Microfluidic devices are a rapidly growing and important group of research tools. They are increasingly used in medical research, pharmaceutical research, and drug screening. These “lab-on-chip” type devices are built on microfluidics technology and integrate laboratory processes such as sample preparation, reactions, and analysis on a single miniature chip. Currently there are few microfluidic devices available for efficiently assessing the function of platelets and the mechanical forces at work during clot formation. Such a device would have applications not only as a research tool in the life sciences or drug development but also potentially as a diagnostic for blood or clotting disorders.

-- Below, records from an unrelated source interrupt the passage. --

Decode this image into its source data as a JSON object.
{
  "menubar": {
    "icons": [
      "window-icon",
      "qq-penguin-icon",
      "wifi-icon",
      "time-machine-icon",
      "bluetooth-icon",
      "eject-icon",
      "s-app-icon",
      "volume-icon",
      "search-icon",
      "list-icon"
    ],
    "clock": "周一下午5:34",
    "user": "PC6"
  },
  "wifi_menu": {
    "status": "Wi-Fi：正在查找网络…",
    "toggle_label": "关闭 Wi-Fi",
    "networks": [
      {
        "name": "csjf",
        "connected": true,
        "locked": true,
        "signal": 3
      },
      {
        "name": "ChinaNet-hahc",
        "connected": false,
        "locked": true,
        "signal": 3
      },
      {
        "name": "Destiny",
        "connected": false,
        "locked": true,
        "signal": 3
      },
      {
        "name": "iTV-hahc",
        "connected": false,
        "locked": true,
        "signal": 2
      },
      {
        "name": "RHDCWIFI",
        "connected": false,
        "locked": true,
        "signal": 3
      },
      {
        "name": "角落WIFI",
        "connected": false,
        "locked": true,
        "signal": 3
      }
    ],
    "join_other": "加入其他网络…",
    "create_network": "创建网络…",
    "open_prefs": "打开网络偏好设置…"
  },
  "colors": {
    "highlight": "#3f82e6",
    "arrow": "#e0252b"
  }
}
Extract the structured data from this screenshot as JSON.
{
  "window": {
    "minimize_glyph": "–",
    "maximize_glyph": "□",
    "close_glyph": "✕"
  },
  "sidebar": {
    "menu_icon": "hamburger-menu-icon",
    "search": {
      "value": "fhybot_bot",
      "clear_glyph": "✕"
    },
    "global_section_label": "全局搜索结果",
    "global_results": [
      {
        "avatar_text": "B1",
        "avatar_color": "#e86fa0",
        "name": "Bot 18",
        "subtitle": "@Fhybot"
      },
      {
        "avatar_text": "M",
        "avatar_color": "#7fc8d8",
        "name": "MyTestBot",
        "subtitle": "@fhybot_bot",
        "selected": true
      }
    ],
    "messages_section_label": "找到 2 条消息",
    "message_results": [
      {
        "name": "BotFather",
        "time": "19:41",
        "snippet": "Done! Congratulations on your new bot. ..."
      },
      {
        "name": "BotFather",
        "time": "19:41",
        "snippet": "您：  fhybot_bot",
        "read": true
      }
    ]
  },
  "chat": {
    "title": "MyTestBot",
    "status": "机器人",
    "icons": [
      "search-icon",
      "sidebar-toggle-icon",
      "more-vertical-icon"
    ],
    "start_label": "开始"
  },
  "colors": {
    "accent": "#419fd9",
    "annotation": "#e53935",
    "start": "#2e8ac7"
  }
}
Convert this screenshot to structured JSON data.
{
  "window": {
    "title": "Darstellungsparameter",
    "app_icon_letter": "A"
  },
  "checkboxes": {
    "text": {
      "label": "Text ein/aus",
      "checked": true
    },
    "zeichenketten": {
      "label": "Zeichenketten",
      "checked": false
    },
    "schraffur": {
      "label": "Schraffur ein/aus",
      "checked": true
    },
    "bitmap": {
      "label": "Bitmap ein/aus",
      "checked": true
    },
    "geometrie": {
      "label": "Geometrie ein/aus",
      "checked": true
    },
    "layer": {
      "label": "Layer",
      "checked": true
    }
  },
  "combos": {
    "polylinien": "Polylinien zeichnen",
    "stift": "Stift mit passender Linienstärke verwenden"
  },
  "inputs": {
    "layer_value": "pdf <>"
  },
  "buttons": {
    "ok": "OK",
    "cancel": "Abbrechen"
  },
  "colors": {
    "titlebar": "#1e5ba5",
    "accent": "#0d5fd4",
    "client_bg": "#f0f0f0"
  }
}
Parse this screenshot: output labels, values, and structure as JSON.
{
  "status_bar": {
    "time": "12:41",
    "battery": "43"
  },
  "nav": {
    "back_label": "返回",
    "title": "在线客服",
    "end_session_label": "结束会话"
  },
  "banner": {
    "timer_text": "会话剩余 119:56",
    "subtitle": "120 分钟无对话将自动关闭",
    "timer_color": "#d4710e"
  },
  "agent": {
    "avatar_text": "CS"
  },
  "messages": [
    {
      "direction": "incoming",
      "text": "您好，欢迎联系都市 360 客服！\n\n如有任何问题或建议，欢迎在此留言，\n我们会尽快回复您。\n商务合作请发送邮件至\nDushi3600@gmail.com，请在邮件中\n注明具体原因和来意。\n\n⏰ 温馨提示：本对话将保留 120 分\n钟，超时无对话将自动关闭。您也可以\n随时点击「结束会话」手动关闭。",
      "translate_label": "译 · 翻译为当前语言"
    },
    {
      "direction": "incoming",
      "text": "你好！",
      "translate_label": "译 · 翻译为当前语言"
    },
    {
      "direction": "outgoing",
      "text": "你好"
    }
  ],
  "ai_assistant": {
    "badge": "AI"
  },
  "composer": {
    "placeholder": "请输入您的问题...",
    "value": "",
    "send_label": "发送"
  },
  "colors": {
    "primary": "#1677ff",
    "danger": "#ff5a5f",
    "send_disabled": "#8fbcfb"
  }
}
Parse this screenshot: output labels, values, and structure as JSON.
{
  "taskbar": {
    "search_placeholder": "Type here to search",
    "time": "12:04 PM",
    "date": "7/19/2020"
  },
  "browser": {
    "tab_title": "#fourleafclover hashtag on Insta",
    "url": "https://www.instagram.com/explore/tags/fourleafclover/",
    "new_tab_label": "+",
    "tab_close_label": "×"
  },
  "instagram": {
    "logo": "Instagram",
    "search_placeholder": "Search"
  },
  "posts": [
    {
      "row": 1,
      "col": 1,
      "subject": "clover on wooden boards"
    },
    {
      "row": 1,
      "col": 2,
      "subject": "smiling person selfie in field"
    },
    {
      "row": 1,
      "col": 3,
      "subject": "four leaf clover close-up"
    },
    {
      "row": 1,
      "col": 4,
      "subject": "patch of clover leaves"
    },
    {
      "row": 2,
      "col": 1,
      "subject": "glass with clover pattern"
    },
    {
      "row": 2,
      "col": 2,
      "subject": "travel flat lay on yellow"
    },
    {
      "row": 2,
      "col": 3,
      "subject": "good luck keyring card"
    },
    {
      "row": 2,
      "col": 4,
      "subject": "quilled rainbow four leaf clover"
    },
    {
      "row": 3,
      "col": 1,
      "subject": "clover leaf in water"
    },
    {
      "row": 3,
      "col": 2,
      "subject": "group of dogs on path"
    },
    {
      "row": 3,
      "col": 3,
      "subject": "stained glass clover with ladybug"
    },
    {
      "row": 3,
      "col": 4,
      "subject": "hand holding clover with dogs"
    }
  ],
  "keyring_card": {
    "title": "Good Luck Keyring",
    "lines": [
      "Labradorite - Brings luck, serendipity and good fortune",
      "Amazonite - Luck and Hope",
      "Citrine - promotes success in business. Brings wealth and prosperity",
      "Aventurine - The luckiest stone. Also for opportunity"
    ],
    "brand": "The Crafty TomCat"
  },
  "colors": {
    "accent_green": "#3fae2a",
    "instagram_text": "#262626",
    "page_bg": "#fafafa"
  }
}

Abnormalities in clot formation are associated with thrombotic conditions such as cardiovascular disease and stroke. During clot formation, activated platelets interact with and attach to fibrin polymers. These interactions exert mechanical forces which can be measured and correspond to changes in the physical properties of the clot itself. Research in this field has been impeded by the inability to measure these platelet interactions on a cellular level as current research tools and methods are too large in scale. Emory investigators have created a three-layer microfluidic device that can measure platelet and fibrin interactions at the single-cell level. The bottom layer of the device consists of a hydrogel of a chosen stiffness. The next layer contains a collection of protein dots in a patterned alignment, and the third layer consists of microfluidic channels that can deliver a specific quantity of fluid or platelets to the layers below. Platelets delivered to the protein layer via the channels exert a contractile force on the protein dots and moves them out of their patterned alignment. These platelet interactions can be measured and the force exerted by the platelets can be calculated from this measurement. Because this process is contained in a single, standard-sized slide, the device is fully compatible with confocal microscopy which allows for high resolution and live-cell imaging. The high-throughput device is currently configured to measure 4 stiffnesses and 4 biochemical conditions, but may be scaled up to measure more conditions. With this tool, researchers can now gather a more comprehensive understanding of the mechanical properties of clot formation, identify potential therapeutic targets for cases in which platelet function is altered, or develop diagnostic tests based on platelet dynamics using the device.
Prototype device has been created and is currently used in laboratory research.